Когда Серёгин и Сидоров привезли Свиреева в отделение и повели в изолятор — оказалось, что из не столь отдалённых мест уже привезли Кашалота. «Большой Динозавр» сильно обмельчал: он шёл под крепким конвоем из четырёх человек, худой, с обвисшими неопрятными усами, одетый в какие-то коричневые тюремные обмотки. Кашалот исподлобья глянул на Петра Ивановича и потопал дальше по серому коридору изолятора, потому что один конвоир подпихнул его резиновой дубинкой в отощавшую спину. В изоляторе был и Недобежкин. Милицейский начальник бдительно следил за тем, как Кашалота определяют в камеру.

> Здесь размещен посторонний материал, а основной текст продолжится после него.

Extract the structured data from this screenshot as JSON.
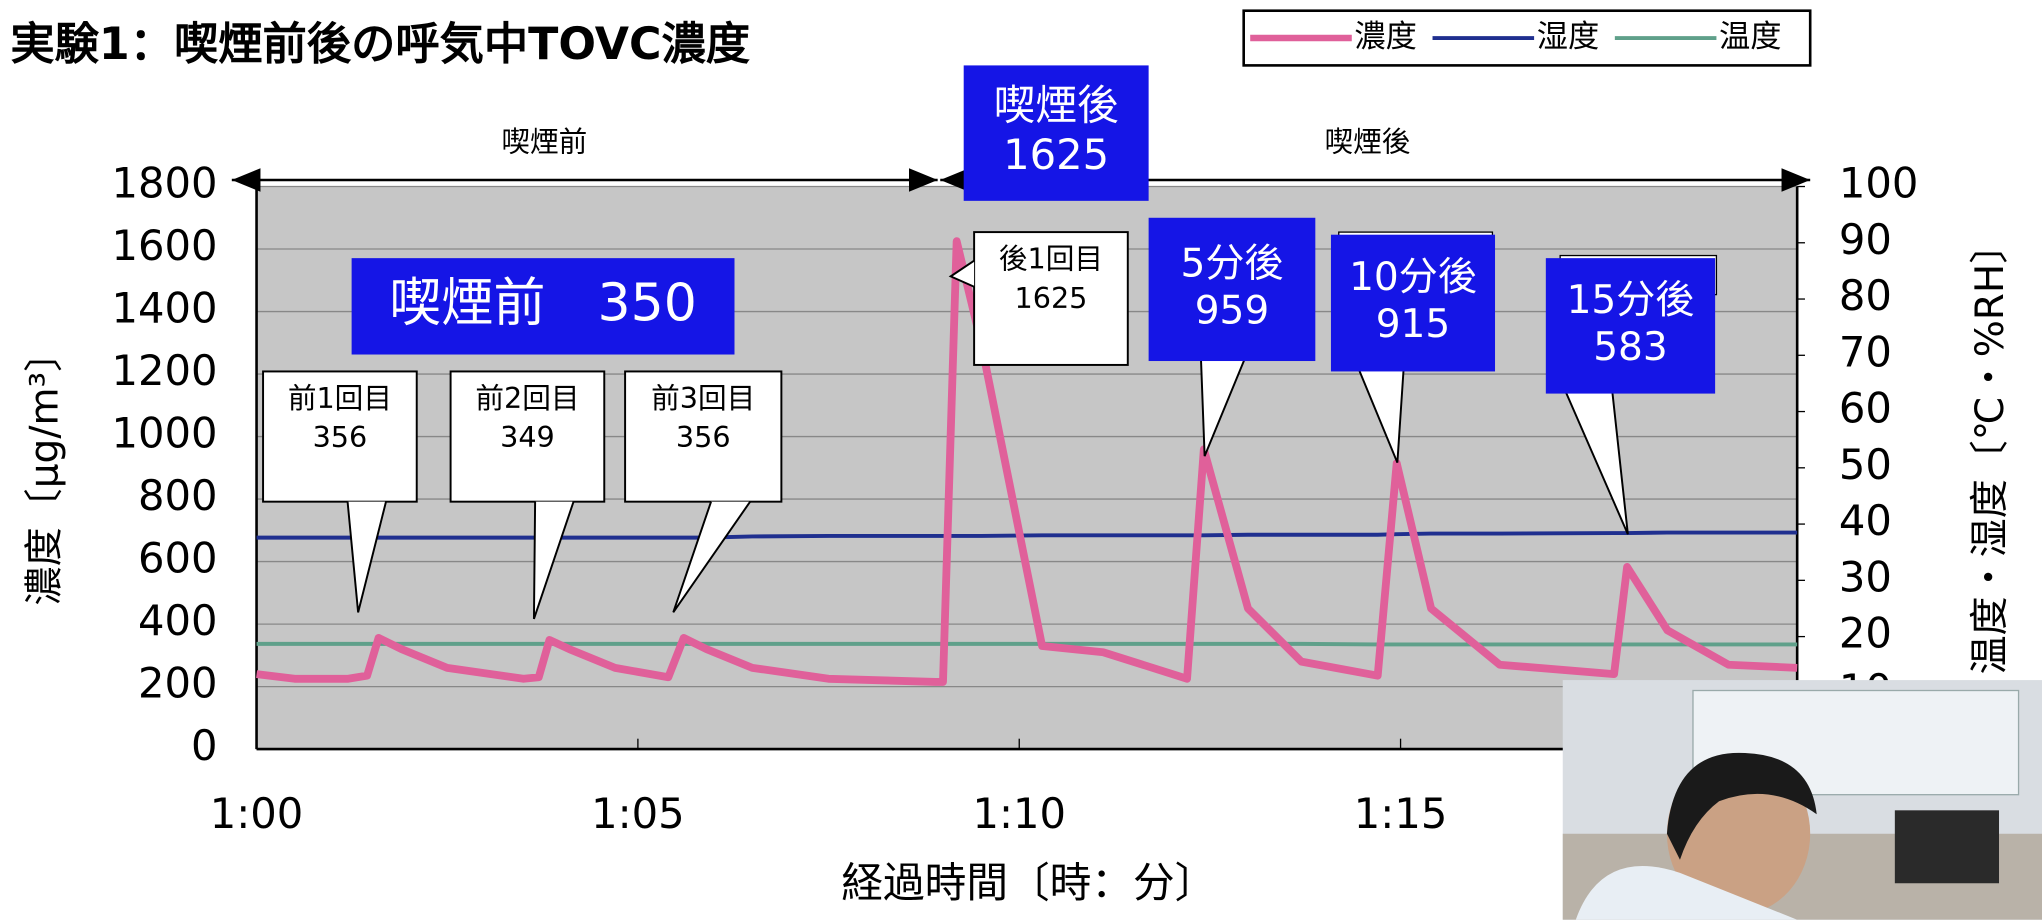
{
  "chart_data": {
    "type": "line",
    "title": "実験1：喫煙前後の呼気中TOVC濃度",
    "x_label": "経過時間〔時：分〕",
    "y_label": "濃度〔μg/m³〕",
    "y2_label": "温度・湿度〔℃・%RH〕",
    "x": [
      0,
      0.5,
      1.2,
      1.45,
      1.6,
      1.9,
      2.5,
      3.5,
      3.7,
      3.84,
      4.1,
      4.7,
      5.4,
      5.6,
      5.9,
      6.5,
      7.5,
      8.9,
      9.0,
      9.18,
      9.5,
      10.3,
      11.1,
      12.2,
      12.42,
      13.0,
      13.7,
      14.7,
      14.95,
      15.4,
      16.3,
      17.8,
      17.97,
      18.5,
      19.3,
      20.2
    ],
    "xlim": [
      0,
      20.2
    ],
    "xticks": [
      {
        "value": 0,
        "label": "1:00"
      },
      {
        "value": 5,
        "label": "1:05"
      },
      {
        "value": 10,
        "label": "1:10"
      },
      {
        "value": 15,
        "label": "1:15"
      }
    ],
    "ylim": [
      0,
      1800
    ],
    "yticks": [
      0,
      200,
      400,
      600,
      800,
      1000,
      1200,
      1400,
      1600,
      1800
    ],
    "y2lim": [
      0,
      100
    ],
    "y2ticks": [
      10,
      20,
      30,
      40,
      50,
      60,
      70,
      80,
      90,
      100
    ],
    "grid": true,
    "series": [
      {
        "name": "濃度",
        "color": "#e0609a",
        "values": [
          240,
          225,
          225,
          235,
          356,
          320,
          260,
          225,
          230,
          349,
          320,
          260,
          230,
          356,
          320,
          260,
          225,
          215,
          215,
          1625,
          1300,
          330,
          310,
          225,
          959,
          450,
          280,
          235,
          915,
          450,
          270,
          240,
          583,
          380,
          270,
          260
        ]
      },
      {
        "name": "湿度",
        "color": "#1f2f8f",
        "axis": "y2",
        "values": [
          37.6,
          37.6,
          37.6,
          37.6,
          37.6,
          37.6,
          37.6,
          37.6,
          37.6,
          37.6,
          37.6,
          37.6,
          37.6,
          37.6,
          37.6,
          37.8,
          37.9,
          37.9,
          37.9,
          37.9,
          37.9,
          38.0,
          38.0,
          38.0,
          38.0,
          38.1,
          38.1,
          38.1,
          38.2,
          38.3,
          38.3,
          38.4,
          38.4,
          38.5,
          38.5,
          38.5
        ]
      },
      {
        "name": "温度",
        "color": "#5fa08a",
        "axis": "y2",
        "values": [
          18.7,
          18.7,
          18.7,
          18.7,
          18.7,
          18.7,
          18.7,
          18.7,
          18.7,
          18.7,
          18.7,
          18.7,
          18.7,
          18.7,
          18.7,
          18.7,
          18.7,
          18.7,
          18.7,
          18.7,
          18.7,
          18.7,
          18.7,
          18.7,
          18.7,
          18.7,
          18.7,
          18.6,
          18.6,
          18.6,
          18.6,
          18.6,
          18.6,
          18.6,
          18.6,
          18.6
        ]
      }
    ],
    "periods": [
      "喫煙前",
      "喫煙後"
    ],
    "callouts": [
      {
        "label": "前1回目",
        "value": 356
      },
      {
        "label": "前2回目",
        "value": 349
      },
      {
        "label": "前3回目",
        "value": 356
      },
      {
        "label": "後1回目",
        "value": 1625
      }
    ],
    "highlights": [
      {
        "lines": [
          "喫煙前　350"
        ]
      },
      {
        "lines": [
          "喫煙後",
          "1625"
        ]
      },
      {
        "lines": [
          "5分後",
          "959"
        ]
      },
      {
        "lines": [
          "10分後",
          "915"
        ]
      },
      {
        "lines": [
          "15分後",
          "583"
        ]
      }
    ]
  }
}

Увидав, что Пётр Иванович и Сидоров тоже кого-то ведут — он скосил на них глаза и проворчал:

— Кого там у вас ещё чёрт подкинул?

— Шубина, Василий Николаевич, а вернее — Свиреева, — ответил Серёгин, подтолкнув Свиреева перед собой. — У Подклюймухи сидел.

— Ага, — кивнул Недобежкин. — Садите в четвёртую, там пусто. Ещё один преступник нам не помешает. Допросим его после Кашалота.

Белкин отпер Серёгину четвёртую камеру, и бывший верхнелягушинский комбайнёр был определён на нары. Оказалось, что по соседству с ним, в пятой, заключён Сумчатый. Пётр Иванович узнал его по голосу — Сумчатый выл:

— Кроты! Кроты, ехидные, как мымры! Ух, мерзкий попугай! Утюжара — крот, Чесночара — мымр! Засыпали меня, волчары кротовые, кроты ехидные, чёрт! Как выйду из этой дыры — все получат привет от Льва Львовича — ни один кротяра не забудет, век свободы не видать, зуб даю!

В чём-то Сумчатый прав: ему не видать свободы. А кто его освободит, когда дознаватели пытались на него ещё и Рыжего с Коротким нагрузить?

Ещё одна интересная новость — пришёл ответ из Москвы про капитана Зубова.

— Вот, Серёгин, прочти! — Недобежкин сунул Петру Ивановичу этот факсимильный ответ, словно бы отказывался верить собственным глазам и требовал от Серёгина подтвердить написанное.